Chi di noi non prova un profondo dolore in questo periodo guardando in televisione tutte quelle persone sofferenti in ospedale o quelle salme trasportate in fila sui camion militari? Ci sgomenta la sorte di tutti quei diseredati delle terra, che sono sempre le vittime predestinate nei momenti di crisi e anche oggi pagano il prezzo più alto. I profughi, senza tetto e senza terra, accatastati nelle condizioni più miserevoli, con adesso in più anche l’ombra cupa del contagio, ci interpellano senza che noi possiamo ipotizzare risposte, se non la nostra vergogna. E i nostri senza fissa dimora come potranno rispondere alla richiesta di rimanere a casa? Come si ripareranno?
La sofferenza che stiamo vivendo in questo periodo è enorme e inspiegabile, la sentiamo come un’ingiustizia irreparabile. Prepararci alla Pasqua sembra quasi una forzatura, un tentativo assurdo di costringere alla normalità un tempo che non è normale. Di fronte al dolore che vediamo e viviamo ogni giorno, abbiamo la tentazione di ribellarci. Non abbiamo voglia di credere che il dolore abbia un senso, perché ci pare di sminuirlo.
In fondo, il grido di Gesù sulla croce Dio mio, Dio mio, perché mi hai abbandonato? è lo stesso grido che lanciamo noi. Cosa possiamo immaginare di più ingiusto della sofferenza di Gesù nel Getsemani? Non siete stati capaci di vegliare un’ora sola. Il tono stanco, umile, rassegnato. Vi avevo chiesto solo di stare con me, perché sono solo e ho paura, e voi mi avete abbandonato. Cosa di peggiore delle sofferenze di Gesù sulla croce, che muore anche lui solo, in mezzo al disprezzo?

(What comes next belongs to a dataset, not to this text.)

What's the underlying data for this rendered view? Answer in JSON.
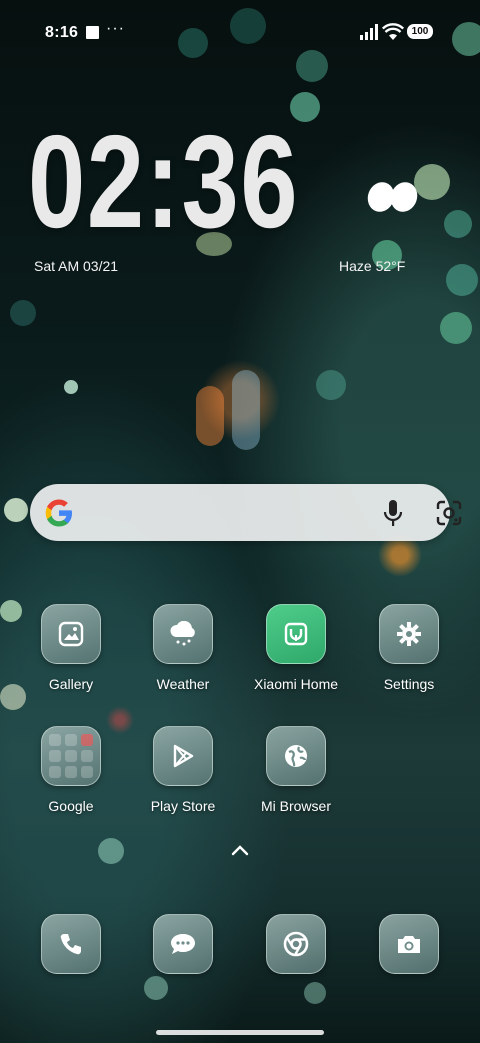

Eppure era il figlio amato. Anche noi siamo amati, ma l’amore non può risparmiarci il dolore. Forse questo ci aiuterà anche nelle nostre relazioni: quanti di noi, amando qualcuno che soffre, si sentono impotenti e inadeguati, perché non riescono a evitargli il dolore? Quanti addirittura si allontanano da chi soffre, perché questa contraddizione (io ti amo, ma tu soffri ancora) è insopportabile?
Non possiamo evitare il dolore, e fortunatamente non possiamo nemmeno rifiutare la gioia della Pasqua. Ci è dato di vivere questo tempo, e l’unica cosa che forse possiamo fare, è evitare di fare esperienza dell’abbandono che vive Gesù nell’orto del Getsemani. Cerchiamo di essere capaci di vegliare con chi ci sta accanto almeno un’ora, e se siamo noi a vegliare da soli, non abbiamo paura di svegliare il nostro prossimo perché vegli con noi.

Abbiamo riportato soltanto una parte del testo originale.